NASA Ames Araştırma Merkezi Görev Sistemleri Yöneticisi Jay Trimble, İEÜ Konferans Salonu’nda lise düzeyinde yaklaşık 400 öğrenciye “NASA’nın Uzay Yolculuğu” hakkında bilgi verdi. Trimble, “Dünyanın birçok farklı noktasında uzay görevlerine olan ilginin arttığını görüyoruz. 1960’larda aya ilişkin proje Apollon’du ve Apollon’un amacı aya ayak basmaktı. Bu proje çerçevesinde birçok aşama gerçekleştirildi. Benzer bir gelişim süreci Artemis için de geçerli ama çok daha hızlı ilerleyecek. Artemis projelerinin Apollon projelerinden temel farkı daha kalıcı ve sürdürülebilir bakış açısıyla uzay görevlerinin gerçekleştirilmesidir. Artemis 1, atmosfer dışı bir misyon olarak gerçekleştirildi. Artemis 2 ise önümüzdeki sene insanlı ilk uzay aracını içeriyor. Artemis 3’te de aya ayak basmayı ve orada kalıcı bir insan varlığı oluşturmayı planlıyoruz” diye konuştu. Konferansta, İEÜ Rektörü ve TÜBİTAK Uzay Araştırmaları Destek Grubu Yürütme Kurulu Üyesi Prof. Dr. Murat Aşkar ve İEÜ Mühendislik Fakültesi Havacılık ve Uzay Mühendisliği Bölümü Öğretim Üyesi ve TUA Başkanı Danışmanı Dr. Fabrizio Pinto da öğrencilere uzay çalışmaları ile ilgili bilgi aktarımında bulundu.

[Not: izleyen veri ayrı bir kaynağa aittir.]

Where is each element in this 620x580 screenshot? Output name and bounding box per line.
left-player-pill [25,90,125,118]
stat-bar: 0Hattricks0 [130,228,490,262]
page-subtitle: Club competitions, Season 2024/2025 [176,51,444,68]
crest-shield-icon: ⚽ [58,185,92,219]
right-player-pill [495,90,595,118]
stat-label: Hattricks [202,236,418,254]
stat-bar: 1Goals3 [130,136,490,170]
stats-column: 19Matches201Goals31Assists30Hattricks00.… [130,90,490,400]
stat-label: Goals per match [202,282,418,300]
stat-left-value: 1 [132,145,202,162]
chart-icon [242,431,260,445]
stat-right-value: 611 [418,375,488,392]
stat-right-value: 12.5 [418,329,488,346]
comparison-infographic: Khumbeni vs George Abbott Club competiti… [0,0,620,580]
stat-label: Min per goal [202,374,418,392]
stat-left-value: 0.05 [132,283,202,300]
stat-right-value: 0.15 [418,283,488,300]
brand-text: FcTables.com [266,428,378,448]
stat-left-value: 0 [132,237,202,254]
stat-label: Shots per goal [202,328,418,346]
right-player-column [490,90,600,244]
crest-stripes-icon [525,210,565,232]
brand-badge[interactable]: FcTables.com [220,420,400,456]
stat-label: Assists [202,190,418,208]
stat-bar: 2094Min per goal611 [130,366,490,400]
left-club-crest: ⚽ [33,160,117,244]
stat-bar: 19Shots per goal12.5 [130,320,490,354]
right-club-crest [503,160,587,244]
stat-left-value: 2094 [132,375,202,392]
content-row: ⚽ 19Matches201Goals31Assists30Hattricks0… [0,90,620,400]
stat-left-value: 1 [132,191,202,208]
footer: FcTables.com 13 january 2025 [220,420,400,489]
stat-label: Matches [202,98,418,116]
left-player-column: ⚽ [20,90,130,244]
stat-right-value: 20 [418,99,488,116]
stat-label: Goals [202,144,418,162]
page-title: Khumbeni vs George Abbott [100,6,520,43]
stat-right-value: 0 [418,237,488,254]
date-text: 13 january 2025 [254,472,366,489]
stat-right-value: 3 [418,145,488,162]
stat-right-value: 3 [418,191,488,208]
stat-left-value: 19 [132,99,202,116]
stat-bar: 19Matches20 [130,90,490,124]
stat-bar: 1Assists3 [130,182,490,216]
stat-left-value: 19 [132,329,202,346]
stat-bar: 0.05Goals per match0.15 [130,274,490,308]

Türkiye’deki çalışmalar hız kazandı

İEÜ Rektörü ve TÜBİTAK Uzay Araştırmaları Destek Grubu Yürütme Kurulu Üyesi Prof. Dr. Murat Aşkar, Türkiye’deki çalışmalarla ilgili şunları söyledi: “Şu anda milli teknolojiler geliştirme aşamasında çok önemli bir noktaya geldik. Daha önce Türksat adını verdiğimiz bir dizi uydumuz vardı. Sanıyorum 2024 sonu, 2025 başında Türsat zinciri uydusunu yerli yapım olarak uzaya göndermiş olacağız. Bu uydu teknolojilerini üretebilmek ve işletebilmek ayrı bir güç. Türkiye, bu teknolojilere sahip olduğunu dünyaya göstermiş olacak. Uzay istasyonuna bir Türk astronotun gönderilmesi ile ilgili eğitimler de yakın zamanda tamamlanmış olacak ve yıl sonu ya da önümüzdeki yılın başlarında Türk astronotları Uluslararası Uzay Üssüne giderek orada bazı deneyleri yapar hale gelecek. Türkiye’nin yürüttüğü bir diğer projemiz de aya uydu göndermek. Gezegenler arası seyahatte belirli bir yörüngeye girmek, o yörüngeden çıkmak, cismin yörüngesine girmek ve hesapları yapabilmek güçlü bir birikim istiyor. Türkiye de bu birikime sahip. Ay programı çerçevesinde Türkiye bunu da gösterecek. Önce Türkiye etrafında yörüngeye girecek. Daha sonra yörüngeden çıkacak, ayın etrafında yörüngeye girecek ve daha sonra ayın yüzeyine sert iniş yapacak. Bu yolda giderken de uzayla ilgili detaylı fotoğraflar çekecek.”

Ay programı

Konferans hakkında değerlendirmede bulunan Aşkar, “NASA’dan gelen konuğumuz, NASA’nın ay programının başlattığını ifade etti. Ay yüzeyinde gidecek bir aracın tasarımı ile ilgili bizlere bilgi verdi. ‘Son zamanlarda aya gitmekle ilgili programlar niye rafa kaldırıldı?’ soruları vardı. Görünen o ki NASA, ay programını yeniden canlandırmaya karar vermiş” ifadelerini kullandı.